Parola d’ordine: ripartire. Ma con chi? Non basta cambiare l’allenatore per non cambiare tutto il resto. L’immobilismo della Figc è stato clamoroso. Tante parole al vento dopo il flop del 2010. I vivai, l’attenzione alla nazionale. Nulla di tutto questo si è visto. E ora siamo punto a capo. Anno zero. Si riparte, di nuovo. Si riparte dalle dimissioni di Giancarlo Abete, ancor più importanti di quelle di Cesare Prandelli. Ma con chi? Chi siederà nella cabina di regia per la rinascita azzurra? Per la poltrona di ct si fanno già i nomi di Allegri e Spalletti (ma qualcuno invoca il cinico e spietato Fabio Capello che alla guida di Inghilterra e Russia è stato un valore aggiunto importante). Più intricata la questione relativa alla nuova dirigenza della Figc. Si parla di Albertini, ex calciatore di livello che ha imparato proprio da Abete a muoversi nella politica calcistica. Con lui sulla poltrona più alta, però, c’è il rischio di non poter apprezzare la necessaria discontinuità.
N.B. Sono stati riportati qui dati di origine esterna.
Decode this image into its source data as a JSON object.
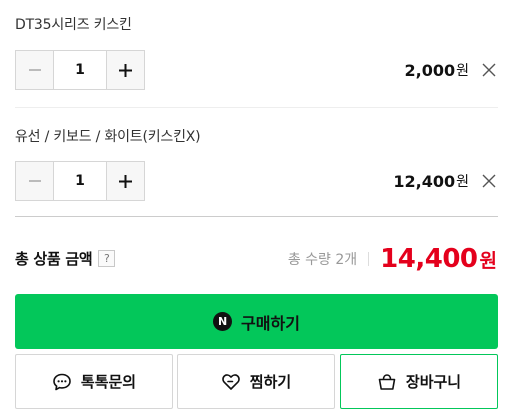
{
  "options": [
    {
      "name": "DT35시리즈 키스킨",
      "quantity": "1",
      "price": "2,000",
      "unit": "원"
    },
    {
      "name": "유선 / 키보드 / 화이트(키스킨X)",
      "quantity": "1",
      "price": "12,400",
      "unit": "원"
    }
  ],
  "total": {
    "label": "총 상품 금액",
    "help": "?",
    "quantity_text": "총 수량 2개",
    "amount": "14,400",
    "unit": "원"
  },
  "buttons": {
    "buy": "구매하기",
    "buy_badge": "N",
    "talk": "톡톡문의",
    "wish": "찜하기",
    "cart": "장바구니"
  },
  "icons": {
    "minus": "minus-icon",
    "plus": "plus-icon",
    "remove": "close-icon",
    "talk": "chat-bubble-icon",
    "wish": "heart-icon",
    "cart": "shopping-bag-icon"
  },
  "colors": {
    "brand_green": "#03c75a",
    "price_red": "#e4001c"
  }
}
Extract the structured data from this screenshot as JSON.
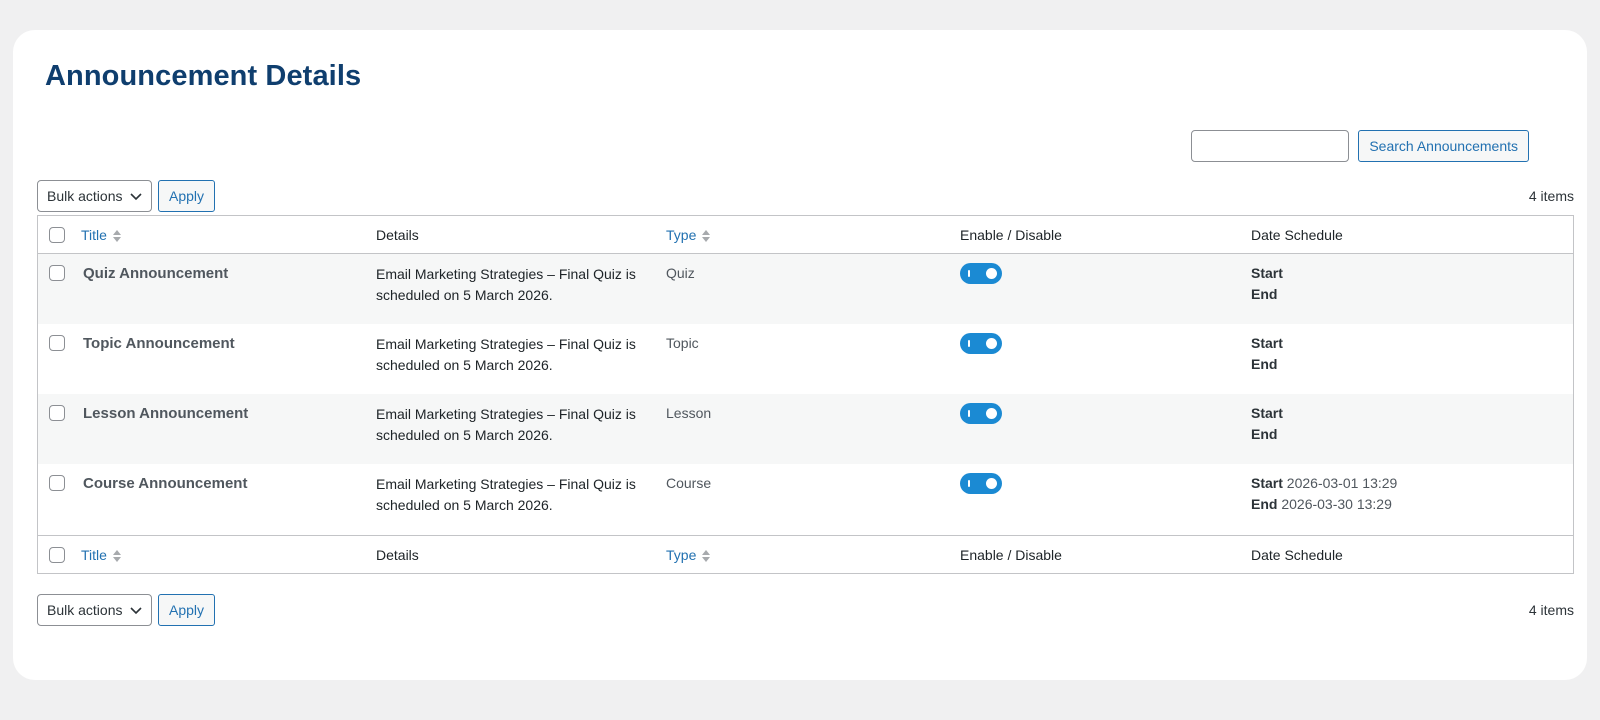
{
  "page": {
    "title": "Announcement Details"
  },
  "search": {
    "placeholder": "",
    "value": "",
    "button_label": "Search Announcements"
  },
  "tablenav": {
    "bulk_label": "Bulk actions",
    "apply_label": "Apply",
    "items_count": "4 items"
  },
  "columns": {
    "title": "Title",
    "details": "Details",
    "type": "Type",
    "enable": "Enable / Disable",
    "date": "Date Schedule"
  },
  "rows": [
    {
      "title": "Quiz Announcement",
      "details": "Email Marketing Strategies – Final Quiz is scheduled on 5 March 2026.",
      "type": "Quiz",
      "enabled": true,
      "start_label": "Start",
      "start_value": "",
      "end_label": "End",
      "end_value": ""
    },
    {
      "title": "Topic Announcement",
      "details": "Email Marketing Strategies – Final Quiz is scheduled on 5 March 2026.",
      "type": "Topic",
      "enabled": true,
      "start_label": "Start",
      "start_value": "",
      "end_label": "End",
      "end_value": ""
    },
    {
      "title": "Lesson Announcement",
      "details": "Email Marketing Strategies – Final Quiz is scheduled on 5 March 2026.",
      "type": "Lesson",
      "enabled": true,
      "start_label": "Start",
      "start_value": "",
      "end_label": "End",
      "end_value": ""
    },
    {
      "title": "Course Announcement",
      "details": "Email Marketing Strategies – Final Quiz is scheduled on 5 March 2026.",
      "type": "Course",
      "enabled": true,
      "start_label": "Start",
      "start_value": "2026-03-01 13:29",
      "end_label": "End",
      "end_value": "2026-03-30 13:29"
    }
  ],
  "colors": {
    "accent": "#2271b1",
    "toggle_on": "#1b8ad3",
    "title": "#0f3e6e"
  },
  "icons": {
    "sort": "sort-arrows-icon",
    "dropdown": "chevron-down-icon",
    "toggle": "toggle-switch-icon"
  }
}
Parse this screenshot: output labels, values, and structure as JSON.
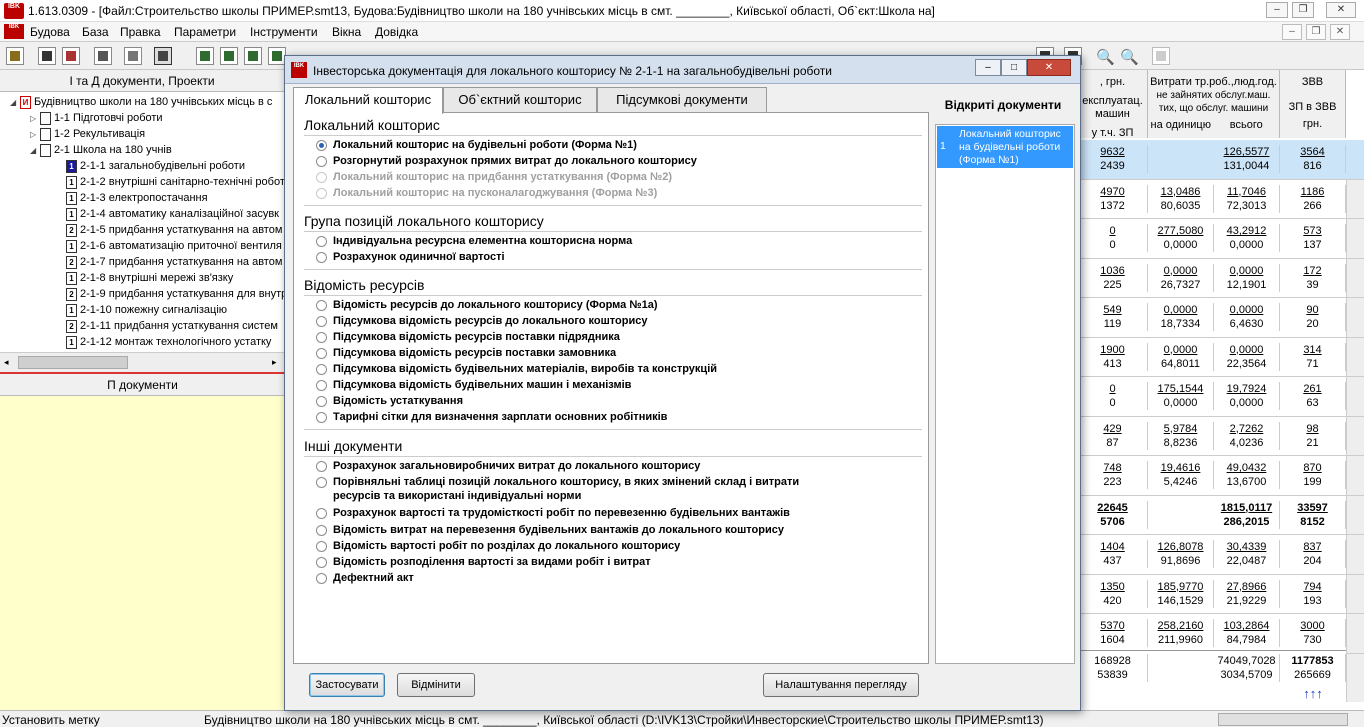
{
  "window": {
    "title": "1.613.0309 - [Файл:Строительство школы ПРИМЕР.smt13, Будова:Будівництво школи на 180 учнівських місць в смт. ________, Київської області, Об`єкт:Школа на]",
    "logo": "IBK"
  },
  "menu": [
    "Будова",
    "База",
    "Правка",
    "Параметри",
    "Інструменти",
    "Вікна",
    "Довідка"
  ],
  "left_panel": {
    "header": "І та Д документи, Проекти",
    "tree": [
      {
        "label": "Будівництво школи на 180 учнівських місць в с",
        "icon": "И"
      },
      {
        "label": "1-1 Підготовчі роботи",
        "icon": ""
      },
      {
        "label": "1-2 Рекультивація",
        "icon": ""
      },
      {
        "label": "2-1 Школа на 180 учнів",
        "icon": ""
      },
      {
        "label": "2-1-1 загальнобудівельні роботи",
        "icon": "1"
      },
      {
        "label": "2-1-2 внутрішні санітарно-технічні роботи",
        "icon": "1"
      },
      {
        "label": "2-1-3 електропостачання",
        "icon": "1"
      },
      {
        "label": "2-1-4 автоматику каналізаційної засувк",
        "icon": "1"
      },
      {
        "label": "2-1-5 придбання устаткування на автом",
        "icon": "2"
      },
      {
        "label": "2-1-6 автоматизацію приточної вентиля",
        "icon": "1"
      },
      {
        "label": "2-1-7 придбання устаткування на автом",
        "icon": "2"
      },
      {
        "label": "2-1-8 внутрішні мережі зв'язку",
        "icon": "1"
      },
      {
        "label": "2-1-9 придбання устаткування для внутр",
        "icon": "2"
      },
      {
        "label": "2-1-10 пожежну сигналізацію",
        "icon": "1"
      },
      {
        "label": "2-1-11 придбання устаткування систем",
        "icon": "2"
      },
      {
        "label": "2-1-12 монтаж технологічного  устатку",
        "icon": "1"
      }
    ],
    "p_header": "П документи"
  },
  "grid": {
    "headers": [
      {
        "top": ", грн.",
        "bottom": "експлуатац. машин",
        "sub": "у т.ч. ЗП"
      },
      {
        "top": "Витрати тр.роб.,люд.год.",
        "mid": "не зайнятих обслуг.маш. тих, що обслуг. машини",
        "sub1": "на одиницю",
        "sub2": "всього"
      },
      {
        "top": "ЗВВ",
        "mid": "ЗП в ЗВВ",
        "sub": "грн."
      }
    ],
    "rows": [
      [
        "9632",
        "2439",
        "",
        "",
        "126,5577",
        "131,0044",
        "3564",
        "816"
      ],
      [
        "4970",
        "1372",
        "13,0486",
        "80,6035",
        "11,7046",
        "72,3013",
        "1186",
        "266"
      ],
      [
        "0",
        "0",
        "277,5080",
        "0,0000",
        "43,2912",
        "0,0000",
        "573",
        "137"
      ],
      [
        "1036",
        "225",
        "0,0000",
        "26,7327",
        "0,0000",
        "12,1901",
        "172",
        "39"
      ],
      [
        "549",
        "119",
        "0,0000",
        "18,7334",
        "0,0000",
        "6,4630",
        "90",
        "20"
      ],
      [
        "1900",
        "413",
        "0,0000",
        "64,8011",
        "0,0000",
        "22,3564",
        "314",
        "71"
      ],
      [
        "0",
        "0",
        "175,1544",
        "0,0000",
        "19,7924",
        "0,0000",
        "261",
        "63"
      ],
      [
        "429",
        "87",
        "5,9784",
        "8,8236",
        "2,7262",
        "4,0236",
        "98",
        "21"
      ],
      [
        "748",
        "223",
        "19,4616",
        "5,4246",
        "49,0432",
        "13,6700",
        "870",
        "199"
      ],
      [
        "22645",
        "5706",
        "",
        "",
        "1815,0117",
        "286,2015",
        "33597",
        "8152"
      ],
      [
        "1404",
        "437",
        "126,8078",
        "91,8696",
        "30,4339",
        "22,0487",
        "837",
        "204"
      ],
      [
        "1350",
        "420",
        "185,9770",
        "146,1529",
        "27,8966",
        "21,9229",
        "794",
        "193"
      ],
      [
        "5370",
        "1604",
        "258,2160",
        "211,9960",
        "103,2864",
        "84,7984",
        "3000",
        "730"
      ]
    ],
    "totals": [
      "168928",
      "53839",
      "",
      "",
      "74049,7028",
      "3034,5709",
      "1177853",
      "265669"
    ],
    "arrows": "↑↑↑"
  },
  "status": {
    "left": "Установить метку",
    "right": "Будівництво школи на 180 учнівських місць в смт. ________, Київської області (D:\\IVK13\\Стройки\\Инвесторские\\Строительство школы ПРИМЕР.smt13)"
  },
  "dialog": {
    "title": "Інвесторська документація для локального кошторису № 2-1-1 на загальнобудівельні роботи",
    "tabs": [
      "Локальний кошторис",
      "Об`єктний кошторис",
      "Підсумкові документи"
    ],
    "sections": [
      {
        "title": "Локальний кошторис",
        "options": [
          {
            "label": "Локальний кошторис на будівельні роботи (Форма №1)",
            "checked": true,
            "disabled": false
          },
          {
            "label": "Розгорнутий розрахунок прямих витрат до локального кошторису",
            "checked": false,
            "disabled": false
          },
          {
            "label": "Локальний кошторис на придбання устаткування (Форма №2)",
            "checked": false,
            "disabled": true
          },
          {
            "label": "Локальний кошторис на пусконалагоджування (Форма №3)",
            "checked": false,
            "disabled": true
          }
        ]
      },
      {
        "title": "Група позицій локального кошторису",
        "options": [
          {
            "label": "Індивідуальна ресурсна елементна кошторисна норма",
            "checked": false,
            "disabled": false
          },
          {
            "label": "Розрахунок одиничної вартості",
            "checked": false,
            "disabled": false
          }
        ]
      },
      {
        "title": "Відомість ресурсів",
        "options": [
          {
            "label": "Відомість ресурсів до локального кошторису (Форма №1а)",
            "checked": false,
            "disabled": false
          },
          {
            "label": "Підсумкова відомість ресурсів до локального кошторису",
            "checked": false,
            "disabled": false
          },
          {
            "label": "Підсумкова відомість ресурсів поставки підрядника",
            "checked": false,
            "disabled": false
          },
          {
            "label": "Підсумкова відомість ресурсів поставки замовника",
            "checked": false,
            "disabled": false
          },
          {
            "label": "Підсумкова відомість будівельних матеріалів, виробів та конструкцій",
            "checked": false,
            "disabled": false
          },
          {
            "label": "Підсумкова відомість будівельних машин і механізмів",
            "checked": false,
            "disabled": false
          },
          {
            "label": "Відомість устаткування",
            "checked": false,
            "disabled": false
          },
          {
            "label": "Тарифні сітки для визначення зарплати основних робітників",
            "checked": false,
            "disabled": false
          }
        ]
      },
      {
        "title": "Інші документи",
        "options": [
          {
            "label": "Розрахунок загальновиробничих витрат до локального кошторису",
            "checked": false,
            "disabled": false
          },
          {
            "label": "Порівняльні таблиці позицій локального кошторису, в яких змінений склад і витрати",
            "label2": "ресурсів та використані індивідуальні норми",
            "checked": false,
            "disabled": false
          },
          {
            "label": "Розрахунок вартості та трудомісткості робіт по перевезенню будівельних вантажів",
            "checked": false,
            "disabled": false
          },
          {
            "label": "Відомість витрат на перевезення будівельних вантажів до локального кошторису",
            "checked": false,
            "disabled": false
          },
          {
            "label": "Відомість вартості робіт по розділах до локального кошторису",
            "checked": false,
            "disabled": false
          },
          {
            "label": "Відомість розподілення вартості за видами робіт і витрат",
            "checked": false,
            "disabled": false
          },
          {
            "label": "Дефектний акт",
            "checked": false,
            "disabled": false
          }
        ]
      }
    ],
    "opened_header": "Відкриті документи",
    "opened_item": {
      "num": "1",
      "label": "Локальний кошторис на будівельні роботи (Форма №1)"
    },
    "buttons": {
      "apply": "Застосувати",
      "cancel": "Відмінити",
      "settings": "Налаштування перегляду"
    }
  }
}
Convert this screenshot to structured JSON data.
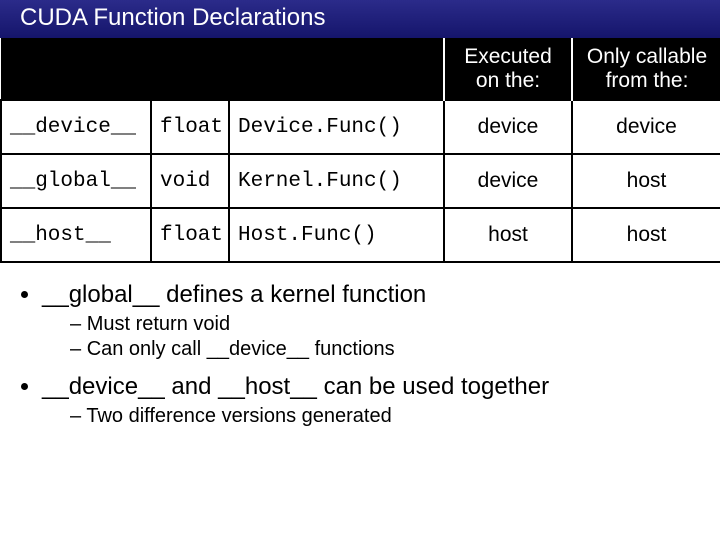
{
  "title": "CUDA Function Declarations",
  "table": {
    "headers": {
      "blank": "",
      "exec": "Executed on the:",
      "call": "Only callable from the:"
    },
    "rows": [
      {
        "qual": "__device__",
        "type": "float",
        "func": "Device.Func()",
        "exec": "device",
        "call": "device"
      },
      {
        "qual": "__global__",
        "type": "void",
        "func": "Kernel.Func()",
        "exec": "device",
        "call": "host"
      },
      {
        "qual": "__host__",
        "type": "float",
        "func": "Host.Func()",
        "exec": "host",
        "call": "host"
      }
    ]
  },
  "bullets": {
    "b1": "__global__ defines a kernel function",
    "b1s1": "Must return void",
    "b1s2": "Can only call __device__ functions",
    "b2": "__device__ and __host__ can be used together",
    "b2s1": "Two difference versions generated"
  }
}
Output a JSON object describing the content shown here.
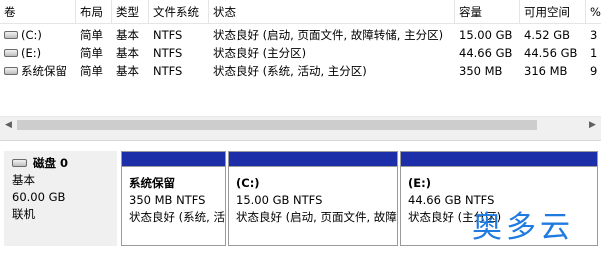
{
  "columns": [
    "卷",
    "布局",
    "类型",
    "文件系统",
    "状态",
    "容量",
    "可用空间",
    "%"
  ],
  "volumes": [
    {
      "name": "(C:)",
      "layout": "简单",
      "type": "基本",
      "fs": "NTFS",
      "status": "状态良好 (启动, 页面文件, 故障转储, 主分区)",
      "capacity": "15.00 GB",
      "free": "4.52 GB",
      "pct": "3"
    },
    {
      "name": "(E:)",
      "layout": "简单",
      "type": "基本",
      "fs": "NTFS",
      "status": "状态良好 (主分区)",
      "capacity": "44.66 GB",
      "free": "44.56 GB",
      "pct": "1"
    },
    {
      "name": "系统保留",
      "layout": "简单",
      "type": "基本",
      "fs": "NTFS",
      "status": "状态良好 (系统, 活动, 主分区)",
      "capacity": "350 MB",
      "free": "316 MB",
      "pct": "9"
    }
  ],
  "disk": {
    "title": "磁盘 0",
    "type": "基本",
    "size": "60.00 GB",
    "state": "联机"
  },
  "partitions": [
    {
      "name": "系统保留",
      "size_fs": "350 MB NTFS",
      "status": "状态良好 (系统, 活"
    },
    {
      "name": "(C:)",
      "size_fs": "15.00 GB NTFS",
      "status": "状态良好 (启动, 页面文件, 故障"
    },
    {
      "name": "(E:)",
      "size_fs": "44.66 GB NTFS",
      "status": "状态良好 (主分区)"
    }
  ],
  "watermark": "奥多云",
  "colors": {
    "partition_bar": "#1c2fa8",
    "watermark": "#1f7be0"
  },
  "icons": {
    "volume": "drive-icon",
    "disk": "disk-icon",
    "scroll_left": "arrow-left-icon",
    "scroll_right": "arrow-right-icon"
  }
}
Una crisi lunga 14 anni. Serve un vertice forte. Inutile ripeterlo. Forte in patria, dove non è più ammissibile che le società mettano bocca su ogni scelta, soprattutto quando si tratta della nazionale. E forte all’estero: non è ammissibile farsi arbitrare da direttori di gara incapaci o presumibilmente corrotti. L’Italia deve pesare perché il peso di quelle quattro stelle appiccicate ad una maglia non basta più. E, se nel 2006 la nazionale ha vinto il campionato del mondo (con una squadra non fenomenale ma certamente superiore all’attuale), dobbiamo anche guardare ai risultati complessivi ottenuti dal 2000 ad oggi: Dopo il secondo posto agli europei con Dino Zoff in panchina, nel 2002 l’Italia si ferma agli ottavi. Complice un girone complicato dalle scelte arbitrali e la scandalosa partita contro la Corea del Sud arbitrata da Byron Moreno. L’arbitro era avverso ma la nazionale non ha saputo metterci il cuore. Poi nel 2004 agli europei l’Italia, imbattuta, viene eliminata nel girone per differenza reti e l’ombra giustificatrice del “biscotto scandinavo”. Nel 2008 in Austria e Svizzera, l’Italia si ferma ai quarti, sconfitta ai rigori dalla Spagna che poi vinse la finale. La squadra vincente del 2006 c’era ancora. Ma nel 2010 la musica è cambiata. Il ricambio generazionale, necessario ed inevitabile, non ha dato i frutti sperati. Non sono bastati Buffon (che ha giocato, causa infortunio solo i primi 45 minuti dell’esordio) e Pirlo. L’Italia esce ultima nel girone, il risultato peggiore dal 1974. Poi viene l’era Prandelli. Ma un allenatore non può far miracoli: mancano i campioni, manca l’estro di Baggio, la tecnica di Del Piero, la forza e la velocità di Vieri, la furbizia di Schillaci, la padronanza di Baresi, Costacurta e Cannavaro. Ora ci dobbiamo accontentare del lunatico Balotelli e di un Immobile inchiodato sulle gambe. Le uniche due speranze: Verratti e Sirigu. Poi è tutto da rifare.